Registers
This is the sequence of steps that happens when the CPU (Central Processing Unit) fetches an instruction from the memory. It involves several registers inside the CPU - specifically, the Program Counter. Here are a summary of the registers needed:
- The program counter is the register that holds the memory address of the current instruction being executed. When the next instruction is to be fetched, this register is incremented by the appropriate number of bytes.
- Some CPUs contain a memory address register, which holds the address of the byte being loaded. This doesn't necessarily mean the instruction byte, as several instructions have one or more bytes as operands (i.e. that follow the instruction). Other CPUs don't have this register. They simply increase the program counter and use it to fetch the next byte(s) into memory.
- CPUs contain general registers. The registers are small units of memory that the Control Unit and the ALU use for the storage of intermediate results and control information. The number and size of the registers depends upon the particular computer. Typically there will be sixteen or thirty two General Purpose Registers.

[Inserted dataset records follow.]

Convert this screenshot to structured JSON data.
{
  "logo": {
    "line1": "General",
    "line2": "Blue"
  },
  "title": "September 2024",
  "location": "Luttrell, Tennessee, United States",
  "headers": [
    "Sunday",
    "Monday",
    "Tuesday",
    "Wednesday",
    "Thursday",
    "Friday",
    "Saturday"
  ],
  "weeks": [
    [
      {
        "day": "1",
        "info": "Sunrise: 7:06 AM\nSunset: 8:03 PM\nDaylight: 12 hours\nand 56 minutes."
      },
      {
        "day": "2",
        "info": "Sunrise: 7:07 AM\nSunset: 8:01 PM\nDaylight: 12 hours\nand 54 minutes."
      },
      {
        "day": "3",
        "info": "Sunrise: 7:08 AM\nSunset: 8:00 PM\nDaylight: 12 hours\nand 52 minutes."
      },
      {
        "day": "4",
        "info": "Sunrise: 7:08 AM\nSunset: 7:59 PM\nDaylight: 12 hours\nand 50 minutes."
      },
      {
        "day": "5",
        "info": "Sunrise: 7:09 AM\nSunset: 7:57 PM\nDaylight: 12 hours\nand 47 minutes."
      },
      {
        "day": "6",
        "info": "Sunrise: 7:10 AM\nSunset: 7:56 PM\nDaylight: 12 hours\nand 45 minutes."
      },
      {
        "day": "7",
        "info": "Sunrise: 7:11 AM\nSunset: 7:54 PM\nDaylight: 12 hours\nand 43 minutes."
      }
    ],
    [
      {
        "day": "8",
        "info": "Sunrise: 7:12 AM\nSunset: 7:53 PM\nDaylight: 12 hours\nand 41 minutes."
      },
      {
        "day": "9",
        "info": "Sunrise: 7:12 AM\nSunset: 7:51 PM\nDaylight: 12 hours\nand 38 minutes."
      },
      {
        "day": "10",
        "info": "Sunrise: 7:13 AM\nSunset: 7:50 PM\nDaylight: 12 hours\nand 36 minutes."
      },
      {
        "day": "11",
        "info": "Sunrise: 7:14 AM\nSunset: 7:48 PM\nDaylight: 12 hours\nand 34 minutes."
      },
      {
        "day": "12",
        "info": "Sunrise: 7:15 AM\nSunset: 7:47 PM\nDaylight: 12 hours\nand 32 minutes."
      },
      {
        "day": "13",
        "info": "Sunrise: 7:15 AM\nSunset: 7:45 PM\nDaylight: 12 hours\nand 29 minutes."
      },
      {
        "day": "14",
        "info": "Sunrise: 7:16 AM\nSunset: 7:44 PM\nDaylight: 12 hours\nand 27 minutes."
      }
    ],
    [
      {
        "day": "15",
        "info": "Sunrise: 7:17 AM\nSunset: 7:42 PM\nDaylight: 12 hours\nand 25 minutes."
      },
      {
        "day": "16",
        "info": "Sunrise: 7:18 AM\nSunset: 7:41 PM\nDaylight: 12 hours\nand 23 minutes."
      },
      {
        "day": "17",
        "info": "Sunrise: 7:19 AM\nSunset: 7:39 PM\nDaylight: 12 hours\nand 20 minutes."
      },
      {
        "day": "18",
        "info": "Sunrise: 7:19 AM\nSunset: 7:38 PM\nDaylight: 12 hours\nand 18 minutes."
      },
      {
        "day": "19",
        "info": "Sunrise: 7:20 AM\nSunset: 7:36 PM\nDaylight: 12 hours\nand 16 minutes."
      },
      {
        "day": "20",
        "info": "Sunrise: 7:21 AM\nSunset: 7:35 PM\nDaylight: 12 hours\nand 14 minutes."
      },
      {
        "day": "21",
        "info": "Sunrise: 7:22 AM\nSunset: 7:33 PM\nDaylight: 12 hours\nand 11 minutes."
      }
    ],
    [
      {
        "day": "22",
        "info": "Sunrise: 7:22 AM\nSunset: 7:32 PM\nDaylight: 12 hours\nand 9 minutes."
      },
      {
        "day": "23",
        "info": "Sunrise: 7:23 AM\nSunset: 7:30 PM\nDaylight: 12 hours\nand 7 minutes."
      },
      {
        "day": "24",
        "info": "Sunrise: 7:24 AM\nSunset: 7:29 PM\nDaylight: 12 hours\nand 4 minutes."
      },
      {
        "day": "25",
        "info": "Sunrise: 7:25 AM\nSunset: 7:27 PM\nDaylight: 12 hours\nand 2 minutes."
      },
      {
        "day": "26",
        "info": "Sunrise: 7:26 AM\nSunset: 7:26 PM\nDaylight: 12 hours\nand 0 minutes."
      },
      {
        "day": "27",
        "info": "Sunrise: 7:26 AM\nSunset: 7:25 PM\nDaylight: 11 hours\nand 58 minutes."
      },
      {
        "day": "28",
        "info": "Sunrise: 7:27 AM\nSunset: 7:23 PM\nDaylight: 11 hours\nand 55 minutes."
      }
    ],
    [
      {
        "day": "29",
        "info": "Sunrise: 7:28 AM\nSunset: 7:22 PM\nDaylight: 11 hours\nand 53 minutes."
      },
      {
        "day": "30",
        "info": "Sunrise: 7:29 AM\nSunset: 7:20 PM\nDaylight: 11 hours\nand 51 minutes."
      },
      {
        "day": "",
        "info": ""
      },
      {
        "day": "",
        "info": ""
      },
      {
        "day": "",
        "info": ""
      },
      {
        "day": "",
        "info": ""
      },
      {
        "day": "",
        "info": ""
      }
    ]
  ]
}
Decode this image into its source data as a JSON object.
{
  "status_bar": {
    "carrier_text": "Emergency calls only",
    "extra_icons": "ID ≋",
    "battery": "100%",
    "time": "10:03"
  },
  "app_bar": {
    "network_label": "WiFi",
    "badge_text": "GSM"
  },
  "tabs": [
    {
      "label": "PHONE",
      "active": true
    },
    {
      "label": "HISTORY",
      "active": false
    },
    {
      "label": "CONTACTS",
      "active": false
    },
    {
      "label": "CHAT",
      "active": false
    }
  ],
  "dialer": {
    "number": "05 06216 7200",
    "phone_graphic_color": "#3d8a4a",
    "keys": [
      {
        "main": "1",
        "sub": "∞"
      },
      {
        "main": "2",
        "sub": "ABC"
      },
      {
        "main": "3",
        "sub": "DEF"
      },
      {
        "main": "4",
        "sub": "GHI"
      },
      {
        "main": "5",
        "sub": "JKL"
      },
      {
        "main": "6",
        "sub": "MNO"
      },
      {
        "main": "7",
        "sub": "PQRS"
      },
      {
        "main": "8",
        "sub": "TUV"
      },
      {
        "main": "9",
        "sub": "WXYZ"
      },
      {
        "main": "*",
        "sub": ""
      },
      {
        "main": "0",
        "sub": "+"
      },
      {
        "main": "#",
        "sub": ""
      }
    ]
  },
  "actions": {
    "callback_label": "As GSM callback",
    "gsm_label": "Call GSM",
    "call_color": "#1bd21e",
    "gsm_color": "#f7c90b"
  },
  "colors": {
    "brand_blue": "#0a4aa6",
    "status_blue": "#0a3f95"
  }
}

- In the CPU, there is a status register (also called the condition codes register) which indicates various things about the last calculation carried out. For instance, there is a zero flag (which is set to true if the last calculation produced a zero), a carry flag (true if the last calculation produced a carry out i.e. an overflow) etc.
Communication between CPU and memory
There are various wires that connect the CPU to the memory. Whenever the CPU needs to read (or write) a byte of data to/from the memory, it specifies the address of the byte on a set of wires called the address bus. The data itself is placed on a set of wires called the data bus. The address bus is unidrectional - meaning that the CPU specifies addresses, but the memory doesn't. The data bus is bidirectional - both the CPU and the memory can place information on it.As well as these buses, there is another set of wires called the control bus. These specify whether the memory is being read or written to and send signals from the CPU to the memory (or vice-versa) that the data is ready on the various buses.
One wire in the control bus is referred to as Read/Write or (R/W). This is set to binary "1" (the voltage representing "true" - typically 5 volts) to indicate that the memory is to be read, and to binary "0" (the voltage representing "false" - typically 0 volts) to indicate that the memory is to be written to. The line is sometimes written with a line over the W to show that it is the 0 value that means write, not the 1 value. Similarly, there is an address bus ready line (often called address bus enable), which is set to 1 by the processor whenever there is a valid address on the address bus (it is the signal that says to the memory "Address is ready - come and get it!"), and a similar signal, data bus ready (or data bus enable), which either the memory or the CPU can set.